To predict whether a homicide was committed with a handgun, I used logistic regression. The predictors were perpetrator age, sex, race, and their relationship to the victim.

The model’s predictions were correct in approximately 60% of cases, indicating that demographic and relationship data offer valuable yet limited predictive power.

Key findings:

• Older perpetrators are more likely to use handguns.
• Males are significantly more likely than females to use handguns.
• Native American offenders are much less likely to use handguns compared to White offenders.
• Strangers and husbands are significantly more likely to use handguns than other relationship types.
• Close family members (e.g., daughters, mothers, sons) are less likely to use handguns. This possibly indicates more impulsive or personal violence involving other weapon types.

Positive coefficients indicate higher odds of handgun use. For example, a coefficient of 0.53 for Husband means the odds of using a handgun increase by approximately 70% for husbands.

This model demonstrates that both demographics and the relationship to the victim influence weapon choice in homicide cases.

coefs <- summary(logit_model)$coefficients
conf_int <- confint(logit_model)

## Waiting for profiling to be done...

coef_df <- data.frame(
  Variable = rownames(coefs),
  Estimate = coefs[, "Estimate"],
  Lower = conf_int[, 1],
  Upper = conf_int[, 2]
)

coef_df <- coef_df[coef_df$Variable != "(Intercept)", ]

library(ggplot2)
ggplot(coef_df, aes(x = reorder(Variable, Estimate), y = Estimate)) +
  geom_point(color = "lightpink3") +
  geom_errorbar(aes(ymin = Lower, ymax = Upper), width = 0.2) +
  geom_hline(yintercept = 0, linetype = "dashed", color = "burlywood4") +
  coord_flip() +
  labs(title = "Effect of Predictor Variables on Handgun Use",
       x = "Predictor",
       y = "Log-Odds Estimate (+- 95% CI)") +
  theme_minimal()

While the logistic regression output provides valuable information, it’s a little difficult to interpret at a glance. I decided to create a coefficient plot to visually display each variable’s effect on the likelihood of handgun use, along with confidence intervals for signifigance.

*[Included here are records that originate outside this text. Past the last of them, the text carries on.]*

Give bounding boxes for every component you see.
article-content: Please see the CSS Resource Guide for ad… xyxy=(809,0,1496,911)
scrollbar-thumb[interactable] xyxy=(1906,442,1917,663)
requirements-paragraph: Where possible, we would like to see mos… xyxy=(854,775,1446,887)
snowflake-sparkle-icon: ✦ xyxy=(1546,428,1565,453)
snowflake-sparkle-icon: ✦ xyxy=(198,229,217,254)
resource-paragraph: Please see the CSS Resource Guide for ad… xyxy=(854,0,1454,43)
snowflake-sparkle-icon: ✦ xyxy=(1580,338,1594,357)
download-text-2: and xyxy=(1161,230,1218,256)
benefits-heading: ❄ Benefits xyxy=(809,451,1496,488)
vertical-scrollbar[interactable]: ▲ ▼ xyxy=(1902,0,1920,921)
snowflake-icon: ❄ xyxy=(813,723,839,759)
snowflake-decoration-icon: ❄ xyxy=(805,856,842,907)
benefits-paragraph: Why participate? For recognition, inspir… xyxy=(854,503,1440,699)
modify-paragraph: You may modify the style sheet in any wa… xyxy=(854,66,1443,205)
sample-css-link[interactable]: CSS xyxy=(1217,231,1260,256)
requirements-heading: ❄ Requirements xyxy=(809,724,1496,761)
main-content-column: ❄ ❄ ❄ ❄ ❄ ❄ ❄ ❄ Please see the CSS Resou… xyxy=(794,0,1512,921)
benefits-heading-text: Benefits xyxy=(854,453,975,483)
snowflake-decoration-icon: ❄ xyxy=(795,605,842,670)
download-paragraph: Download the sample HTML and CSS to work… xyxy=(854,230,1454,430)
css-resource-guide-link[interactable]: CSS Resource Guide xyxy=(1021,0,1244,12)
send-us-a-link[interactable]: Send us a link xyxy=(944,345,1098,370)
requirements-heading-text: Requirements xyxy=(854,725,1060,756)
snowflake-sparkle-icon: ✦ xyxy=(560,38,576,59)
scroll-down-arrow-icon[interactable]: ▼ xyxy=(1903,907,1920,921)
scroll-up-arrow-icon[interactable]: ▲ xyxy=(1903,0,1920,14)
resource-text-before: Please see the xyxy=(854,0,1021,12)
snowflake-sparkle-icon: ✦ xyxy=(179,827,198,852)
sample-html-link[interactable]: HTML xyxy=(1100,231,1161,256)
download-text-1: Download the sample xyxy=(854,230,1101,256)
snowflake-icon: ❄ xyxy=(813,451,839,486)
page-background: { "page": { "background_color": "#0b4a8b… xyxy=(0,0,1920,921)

Each dot represents the effect of a variable while each horizontal line represents the confidence interval. Dots to the right of 0 (like Strangers or Husbands) indicate an increased likelihood of handgun use while dots to the left of 0 (like Daughter or Mother) indicate a decreased likelihood.

Conclusion

This project explored offender-level characteristics in U.S. homicide data to identify common patterns and predict weapon use. Through exploratory analysis, I found that most homicide offenders are male and between the ages of 20 and 30. Surprisingly, the most common relationship between victim and offender was “Acquaintance”, suggesting that many homicides occur between people who know each other.

Using k-means clustering, I identified three distinct offender profiles: young Black males, Native American females, and White males.

Finally, I built a logistic regression model to predict whether a handgun was used in the homicide. The model revealed that offender sex, race, age, and relationship to the victim all significantly affect the likelihood of handgun use. Relationships like “Stranger” and “Husband” were strong positive predictors, while family members like “Daughter” and “Mother” were strong negative predictors.

Overall, this analysis shows that demographic and relational context can help us to understand trends in violent crime.

Dataset Citation

Murder Accountability Project. “Homicide Reports, 1980-2014”. Kaggle, 2017, https://www.kaggle.com/datasets/murderaccountability/homicide-reports/data.